At the heart of this ecosystem is the Cambodian consortium Huione Guarantee. Based in Phnom Penh, it is used by the triads as a “digital crime supermarket” as it offers services: sale of stolen data, malware, laundering services and conversion of cryptos into cash. According to the American FinCEN, the financial crime repression network, Haowang, a branch of the Huione group, has more than 970,000 users and has processed $24 billion in cryptocurrency transactions since 2021 via its own blockchain and a stablecoin backed by the dollar to circumvent regulations.

A new combat commission

This prosperity is based on highly placed local complicity. Figures like Senator Ly Yong Phat (close advisor to the current Prime Minister and head of the LYP group) and tycoon Kok An (owner of several casinos) have been implicated for having covered or profited from these operations. Thai police are investigating transfers of tens of millions of dollars to the Huione group and suspect a nephew of former Prime Minister Hun Sen of having an interest. As for experts and NGOs, all denounce a complicit State which limits itself to one-off arrests without targeting those responsible.

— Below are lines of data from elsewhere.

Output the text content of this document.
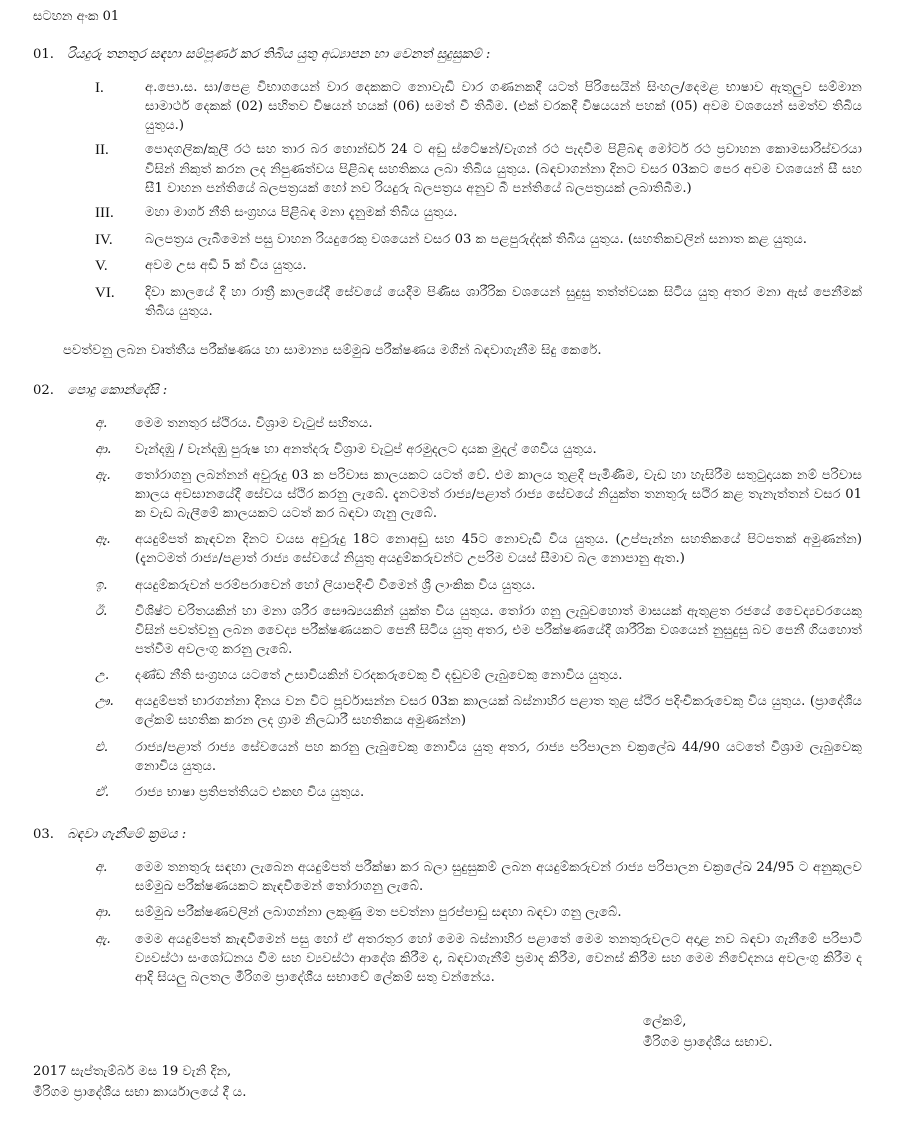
සටහන අංක 01
01. රියදුරු තනතුර සඳහා සම්පූර්ණ කර තිබිය යුතු අධ්‍යාපන හා වෙනත් සුදුසුකම් :
I.	අ.පො.ස. සා/පෙළ විභාගයෙන් වාර දෙකකට නොවැඩි වාර ගණනකදී යටත් පිරිසෙයින් සිංහල/දෙමළ භාෂාව ඇතුලුව සම්මාන සාමාර්ථ දෙකක් (02) සහිතව විෂයන් හයක් (06) සමත් වී තිබීම. (එක් වරකදී විෂයයන් පහක් (05) අවම වශයෙන් සමත්ව තිබිය යුතුය.)
II.	පොදගලික/කුලී රථ සහ තාර බර හොන්ඩර් 24 ට අඩු ස්ටේෂන්/වැගන් රථ පැදවීම පිළිබඳ මෝටර් රථ ප්‍රවාහන කොමසාරිස්වරයා විසින් නිකුත් කරන ලද නිපුණත්වය පිළිබඳ සහතිකය ලබා තිබිය යුතුය. (බඳවාගන්නා දිනට වසර 03කට පෙර අවම වශයෙන් සී සහ සී1 වාහන පන්තියේ බලපත්‍රයක් හෝ නව රියදුරු බලපත්‍රය අනුව බී පන්තියේ බලපත්‍රයක් ලබාතිබීම.)
III.	මහා මාර්ග නීති සංග්‍රහය පිළිබඳ මනා දැනුමක් තිබිය යුතුය.
IV.	බලපත්‍රය ලැබීමෙන් පසු වාහන රියදුරෙකු වශයෙන් වසර 03 ක පළපුරුද්දක් තිබිය යුතුය. (සහතිකවලින් සනාත කළ යුතුය.
V.	අවම උස අඩි 5 ක් විය යුතුය.
VI.	දිවා කාලයේ දී හා රාත්‍රී කාලයේදී සේවයේ යෙදීම පිණිස ශාරීරික වශයෙන් සුදුසු තත්ත්වයක සිටිය යුතු අතර මනා ඇස් පෙනීමක් තිබිය යුතුය.
පවත්වනු ලබන වෘත්තීය පරීක්ෂණය හා සාමාන්‍ය සම්මුඛ පරීක්ෂණය මගින් බඳවාගැනීම සිදු කෙරේ.
02. පොදු කොන්දේසි :
අ.	මෙම තනතුර ස්ථිරය. විශ්‍රාම වැටුප් සහිතය.
ආ.	වැන්දඹු / වැන්දඹු පුරුෂ හා අනත්දරු විශ්‍රාම වැටුප් අරමුදලට දායක මුදල් ගෙවිය යුතුය.
ඇ.	තෝරාගනු ලබන්නන් අවුරුදු 03 ක පරිවාස කාලයකට යටත් වේ. එම කාලය තුළදී පැමිණීම, වැඩ හා හැසිරීම සතුටුදායක නම් පරිවාස කාලය අවසානයේදී සේවය ස්ථිර කරනු ලැබේ. දැනටමත් රාජ්‍ය/පළාත් රාජ්‍ය සේවයේ නියුක්ත තනතුරු සථිර කළ තැනැත්තන් වසර 01 ක වැඩ බැලීමේ කාලයකට යටත් කර බඳවා ගැනු ලැබේ.
ඈ.	අයදුම්පත් කැඳවන දිනට වයස අවුරුදු 18ට නොඅඩු සහ 45ට නොවැඩි විය යුතුය. (උප්පැන්න සහතිකයේ පිටපතක් අමුණන්න) (දැනටමත් රාජ්‍ය/පළාත් රාජ්‍ය සේවයේ නියුතු අයදුම්කරුවන්ට උපරිම වයස් සීමාව බල නොපානු ඇත.)
ඉ.	අයදුම්කරුවන් පරම්පරාවෙන් හෝ ලියාපදිංචි වීමෙන් ශ්‍රී ලාංකික විය යුතුය.
ඊ.	විශිෂ්ට චරිතයකින් හා මනා ශරීර සෞඛ්‍යයකින් යුක්ත විය යුතුය. තෝරා ගනු ලැබුවහොත් මාසයක් ඇතුළත රජයේ වෛද්‍යවරයෙකු විසින් පවත්වනු ලබන වෛද්‍ය පරීක්ෂණයකට පෙනී සිටිය යුතු අතර, එම පරීක්ෂණයේදී ශාරීරික වශයෙන් නුසුදුසු බව පෙනී ගියහොත් පත්වීම අවලංගු කරනු ලැබේ.
උ.	දණ්ඩ නීති සංග්‍රහය යටතේ උසාවියකින් වරදකරුවෙකු වී දඬුවම් ලැබුවෙකු නොවිය යුතුය.
ඌ.	අයදුම්පත් භාරගන්නා දිනය වන විට පූර්වාසන්න වසර 03ක කාලයක් බස්නාහිර පළාත තුළ ස්ථිර පදිංචිකරුවෙකු විය යුතුය. (ප්‍රාදේශීය ලේකම් සහතික කරන ලද ග්‍රාම නිලධාරී සහතිකය අමුණන්න)
එ.	රාජ්‍ය/පළාත් රාජ්‍ය සේවයෙන් පහ කරනු ලැබුවෙකු නොවිය යුතු අතර, රාජ්‍ය පරිපාලන චක්‍රලේඛ 44/90 යටතේ විශ්‍රාම ලැබුවෙකු නොවිය යුතුය.
ඒ.	රාජ්‍ය භාෂා ප්‍රතිපත්තියට එකඟ විය යුතුය.
03. බඳවා ගැනීමේ ක්‍රමය :
අ.	මෙම තනතුරු සඳහා ලැබෙන අයදුම්පත් පරීක්ෂා කර බලා සුදුසුකම් ලබන අයදුම්කරුවන් රාජ්‍ය පරිපාලන චක්‍රලේඛ 24/95 ට අනුකූලව සම්මුඛ පරීක්ෂණයකට කැඳවීමෙන් තෝරාගනු ලැබේ.
ආ.	සම්මුඛ පරීක්ෂණවලින් ලබාගන්නා ලකුණු මත පවත්නා පුරප්පාඩු සඳහා බඳවා ගනු ලැබේ.
ඇ.	මෙම අයදුම්පත් කැඳවීමෙන් පසු හෝ ඒ අතරතුර හෝ මෙම බස්නාහිර පළාතේ මෙම තනතුරුවලට අදාළ නව බඳවා ගැනීමේ පරිපාටි ව්‍යවස්ථා සංශෝධනය වීම සහ ව්‍යවස්ථා ආදේශ කිරීම ද, බඳවාගැනීම් ප්‍රමාද කිරීම, වෙනස් කිරීම සහ මෙම නිවේදනය අවලංගු කිරීම ද ආදි සියලු බලතල මීරිගම ප්‍රාදේශීය සභාවේ ලේකම් සතු වන්නේය.
ලේකම්,
මීරිගම ප්‍රාදේශීය සභාව.
2017 සැප්තැම්බර් මස 19 වැනි දින,
මීරිගම ප්‍රාදේශීය සභා කාර්යාලයේ දී ය.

In addition to its cooperation with China which was intensified with a bilateral agreement signed in September 2024 to jointly combat illegal gambling and online fraud, Cambodia created an interministerial commission to combat illegal gambling last February. scam centers. His mission? Coordinate police operations, close illegal centers, prosecute perpetrators and strengthen the law on the repression of cybercrime. “Cambodia will dismantle all scam networks wherever they hide”insisted Prime Minister Hun Manet (son of Hun Sen) who chairs the commission. Hence the arrest of more than 2,000 suspects last July during raids.

However, experts remain skeptical. Jacob Sims, Cambodia director for International Justice Mission, warns: “It will take more action to hold perpetrators accountable, and the task will become more complicated as criminal groups move their operations to more remote areas. » For the editor-in-chief of Phnom Penh Posteverything depends on the will of the government: “He could close these centers on condition of sanctioning police officers or civil servants who accept bribes from crooks. But there is limited commitment at the top and persistent corruption at the bottom. Scam centers could operate even if their locations are known, corrupting local law enforcement and politicians. » Undermined by corruption and the harmful influence of untouchable “barons”, Cambodia has a considerable challenge to overcome.

In the space of a few years, it has gone from online gaming paradise to hub world of digital scams. And its model is exported. The rise of these networks is not just a Cambodian problem. Through their massive use of digital technologies, artificial intelligence and deepfakesthey also threaten global digital security.